Though the prevalent GenAI chatbots, such as ChatGPT and Google’s Gemini, have safeguards in place and do restrict the creation of potentially harmful content, yet it is not impossible to create a new chatbot using Large Language Models (LLMs) that can be used to create hate speech and divisive content. Despite the potential of GenAI platforms to generate trustworthy content using unscrupulous training data, yet it is equally easy to instantly manufacture content with an overt tone of sincerity such that it inspires blind trust among the information consumers. Research by University of Zurich in 2023 had found that GenAI could produce such compelling disinformation that participants in the study could not distinguish between fake content created by GPT-3 and true content on X platform.
There have been reports of some of the reputed media houses using GenAI for posting news pretending as if it authored by real reporters.
This raises concerns about the effectiveness and veracity of such news, given that the GenAI algorithms can pick content from biased datasets. Moreover, GenAI can hallucinate, i.e. create information that does not exist. Such kind of disinformation can rupture the fabric of trust in the digital realm. Eventually, a day may arrive when people may not be able to trust even the trustworthy sources of information, leading to collapse of the trust economy.
Authoritarians can make us puppets
A society behaves and cooperates based on the knowledge it holds. If the governments or the authoritarians in the regime control the information shared with people, naturally the citizens will become dolls in the hands of these agents and will harbour thoughts about anything based on what is communicated to them.
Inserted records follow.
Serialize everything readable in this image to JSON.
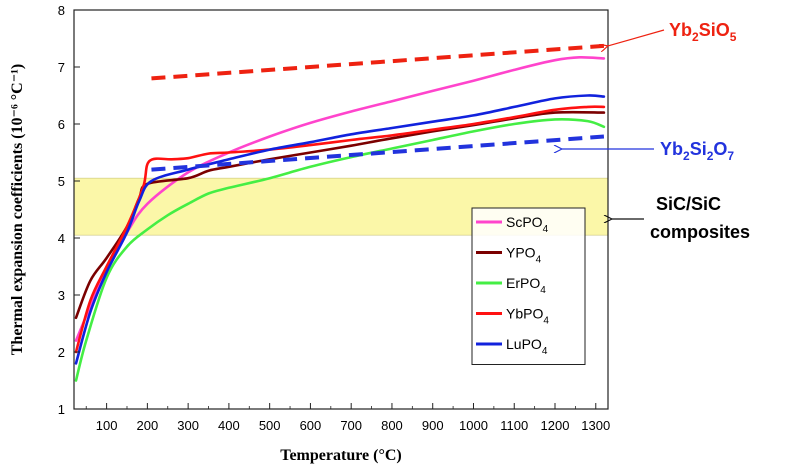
{
  "chart_data": {
    "type": "line",
    "xlabel": "Temperature (°C)",
    "ylabel": "Thermal expansion coefficients (10⁻⁶ °C⁻¹)",
    "xlim": [
      20,
      1330
    ],
    "ylim": [
      1,
      8
    ],
    "xticks": [
      "100",
      "200",
      "300",
      "400",
      "500",
      "600",
      "700",
      "800",
      "900",
      "1000",
      "1100",
      "1200",
      "1300"
    ],
    "yticks": [
      "1",
      "2",
      "3",
      "4",
      "5",
      "6",
      "7",
      "8"
    ],
    "band": {
      "y_range": [
        4.05,
        5.05
      ],
      "color": "#fbf7a8"
    },
    "series": [
      {
        "name": "ScPO4",
        "label": "ScPO",
        "sub": "4",
        "color": "#ff44cc",
        "x": [
          25,
          60,
          100,
          150,
          200,
          300,
          400,
          500,
          600,
          700,
          800,
          900,
          1000,
          1100,
          1200,
          1260,
          1320
        ],
        "y": [
          2.2,
          2.8,
          3.45,
          4.1,
          4.6,
          5.15,
          5.5,
          5.78,
          6.02,
          6.22,
          6.4,
          6.58,
          6.76,
          6.95,
          7.12,
          7.17,
          7.15
        ]
      },
      {
        "name": "YPO4",
        "label": "YPO",
        "sub": "4",
        "color": "#7b0000",
        "x": [
          25,
          60,
          100,
          150,
          180,
          200,
          300,
          350,
          400,
          500,
          600,
          700,
          800,
          900,
          1000,
          1100,
          1200,
          1320
        ],
        "y": [
          2.6,
          3.25,
          3.65,
          4.2,
          4.7,
          4.95,
          5.05,
          5.18,
          5.25,
          5.38,
          5.5,
          5.62,
          5.75,
          5.87,
          5.98,
          6.1,
          6.2,
          6.2
        ]
      },
      {
        "name": "ErPO4",
        "label": "ErPO",
        "sub": "4",
        "color": "#44ee44",
        "x": [
          25,
          50,
          100,
          150,
          200,
          250,
          300,
          350,
          400,
          500,
          600,
          700,
          800,
          900,
          1000,
          1100,
          1200,
          1280,
          1320
        ],
        "y": [
          1.5,
          2.2,
          3.3,
          3.85,
          4.15,
          4.4,
          4.6,
          4.78,
          4.88,
          5.05,
          5.25,
          5.42,
          5.57,
          5.72,
          5.87,
          6.0,
          6.08,
          6.05,
          5.95
        ]
      },
      {
        "name": "YbPO4",
        "label": "YbPO",
        "sub": "4",
        "color": "#ff1111",
        "x": [
          25,
          60,
          100,
          150,
          190,
          205,
          260,
          300,
          350,
          400,
          500,
          600,
          700,
          800,
          900,
          1000,
          1100,
          1200,
          1280,
          1320
        ],
        "y": [
          2.0,
          2.9,
          3.5,
          4.2,
          4.9,
          5.35,
          5.38,
          5.4,
          5.48,
          5.5,
          5.55,
          5.63,
          5.72,
          5.8,
          5.9,
          6.0,
          6.12,
          6.25,
          6.3,
          6.3
        ]
      },
      {
        "name": "LuPO4",
        "label": "LuPO",
        "sub": "4",
        "color": "#1122dd",
        "x": [
          25,
          60,
          100,
          150,
          180,
          210,
          300,
          400,
          500,
          600,
          700,
          800,
          900,
          1000,
          1100,
          1200,
          1280,
          1320
        ],
        "y": [
          1.8,
          2.7,
          3.4,
          4.1,
          4.65,
          5.0,
          5.2,
          5.38,
          5.55,
          5.68,
          5.82,
          5.93,
          6.04,
          6.15,
          6.3,
          6.45,
          6.5,
          6.48
        ]
      }
    ],
    "reference_lines": [
      {
        "name": "Yb2SiO5",
        "color": "#ee2211",
        "x": [
          210,
          1320
        ],
        "y": [
          6.8,
          7.37
        ],
        "label_parts": [
          "Yb",
          "2",
          "SiO",
          "5"
        ]
      },
      {
        "name": "Yb2Si2O7",
        "color": "#2233dd",
        "x": [
          210,
          1320
        ],
        "y": [
          5.2,
          5.78
        ],
        "label_parts": [
          "Yb",
          "2",
          "Si",
          "2",
          "O",
          "7"
        ]
      }
    ],
    "band_label": {
      "line1": "SiC/SiC",
      "line2": "composites"
    }
  }
}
This can lead to a situation where governments use AI to create disinformation about any topic to rally citizens for a spiteful cause, incite them for violence, shift their attention from genuinely burning topics and mislead their sentiments on things that matter to them and the society at large. With GenAI, this kind of authoritarianism gets amplified and brings the sentiments of swathes of population under control.
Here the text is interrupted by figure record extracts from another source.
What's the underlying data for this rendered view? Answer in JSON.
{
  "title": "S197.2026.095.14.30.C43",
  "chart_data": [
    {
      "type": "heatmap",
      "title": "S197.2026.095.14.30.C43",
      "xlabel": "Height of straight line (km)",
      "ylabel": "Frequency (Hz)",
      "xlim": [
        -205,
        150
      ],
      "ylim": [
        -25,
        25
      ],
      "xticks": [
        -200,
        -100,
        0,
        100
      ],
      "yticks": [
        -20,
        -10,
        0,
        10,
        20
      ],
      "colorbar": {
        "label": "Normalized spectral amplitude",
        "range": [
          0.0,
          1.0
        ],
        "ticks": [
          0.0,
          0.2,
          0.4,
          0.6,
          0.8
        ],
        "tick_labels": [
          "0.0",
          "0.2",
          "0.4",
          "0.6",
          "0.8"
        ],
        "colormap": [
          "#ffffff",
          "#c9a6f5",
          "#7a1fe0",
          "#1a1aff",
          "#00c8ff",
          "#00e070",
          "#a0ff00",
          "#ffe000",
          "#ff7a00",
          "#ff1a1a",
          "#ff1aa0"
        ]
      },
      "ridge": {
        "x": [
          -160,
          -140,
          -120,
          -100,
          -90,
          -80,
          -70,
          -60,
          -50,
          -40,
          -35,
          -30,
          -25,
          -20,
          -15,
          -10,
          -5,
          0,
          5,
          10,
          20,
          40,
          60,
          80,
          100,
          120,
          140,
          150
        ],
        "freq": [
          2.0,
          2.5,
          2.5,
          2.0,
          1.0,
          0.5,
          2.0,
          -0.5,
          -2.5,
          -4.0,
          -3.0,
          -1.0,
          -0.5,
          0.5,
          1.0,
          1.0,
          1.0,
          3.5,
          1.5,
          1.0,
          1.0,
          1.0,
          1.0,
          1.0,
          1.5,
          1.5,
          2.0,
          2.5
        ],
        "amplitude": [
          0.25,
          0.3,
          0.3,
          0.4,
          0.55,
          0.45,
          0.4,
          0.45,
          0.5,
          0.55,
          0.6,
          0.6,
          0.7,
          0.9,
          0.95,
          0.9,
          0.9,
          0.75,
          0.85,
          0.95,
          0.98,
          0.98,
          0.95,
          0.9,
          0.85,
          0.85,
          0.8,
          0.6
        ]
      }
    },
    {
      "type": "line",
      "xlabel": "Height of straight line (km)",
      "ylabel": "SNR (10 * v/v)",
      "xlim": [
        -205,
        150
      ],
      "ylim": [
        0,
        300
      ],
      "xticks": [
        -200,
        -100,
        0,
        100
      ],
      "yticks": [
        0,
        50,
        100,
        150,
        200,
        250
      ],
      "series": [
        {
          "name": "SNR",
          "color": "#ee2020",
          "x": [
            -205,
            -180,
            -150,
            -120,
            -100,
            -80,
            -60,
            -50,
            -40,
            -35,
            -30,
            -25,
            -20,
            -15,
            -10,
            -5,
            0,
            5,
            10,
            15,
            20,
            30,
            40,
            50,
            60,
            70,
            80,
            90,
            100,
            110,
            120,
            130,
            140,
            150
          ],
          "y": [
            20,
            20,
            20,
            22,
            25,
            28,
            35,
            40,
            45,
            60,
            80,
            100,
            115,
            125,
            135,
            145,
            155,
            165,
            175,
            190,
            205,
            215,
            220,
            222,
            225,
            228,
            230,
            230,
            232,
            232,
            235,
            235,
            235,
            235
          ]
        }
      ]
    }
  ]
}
Political instability can be round the corner
In India, various agents have already tried imitating the prime minister, Narendra Modi, singing songs or speaking something that was never said. Even women wrestlers who were protesting against a few government authorities were deepfaked to malign their image. Other politicians in India have also seen their deepfakes emerging to mislead the population. Moreover, in Mexico, a deepfake multimedia version of a political figure emerged displaying him as verbally preferring a specific candidate for mayoral elections. In the United States, several deepfakes of the president, Joe Biden, have surfaced which tend to mislead the audience under the garb of political satire.
Though people can identify such deepfakes using detailed inspection, there may come a day when such distinction may not longer be possible through naked eyes and people may act or react to these deepfakes, leading to political instability and social disharmony in the nations.
Where will the responsibility lie Tomorrow?
There is still a raging debate about who owns the responsibility of malicious disinformation that’s generated by AI. While some opine that it is the creators’ responsibility to exercise caution during content generation, others say that AI tool developers need to be responsible about implementing safeguards in place. Yet another section of population advocates for having a large team of moderators in social media companies. Until strict policies and comprehensive frameworks are not designed and implemented, each stakeholder may keep passing the ball to another’s court. Till then, we – the society – have to be cautious of any information that we come across and exercise due diligence in verifying the trustworthiness of the information presented to us.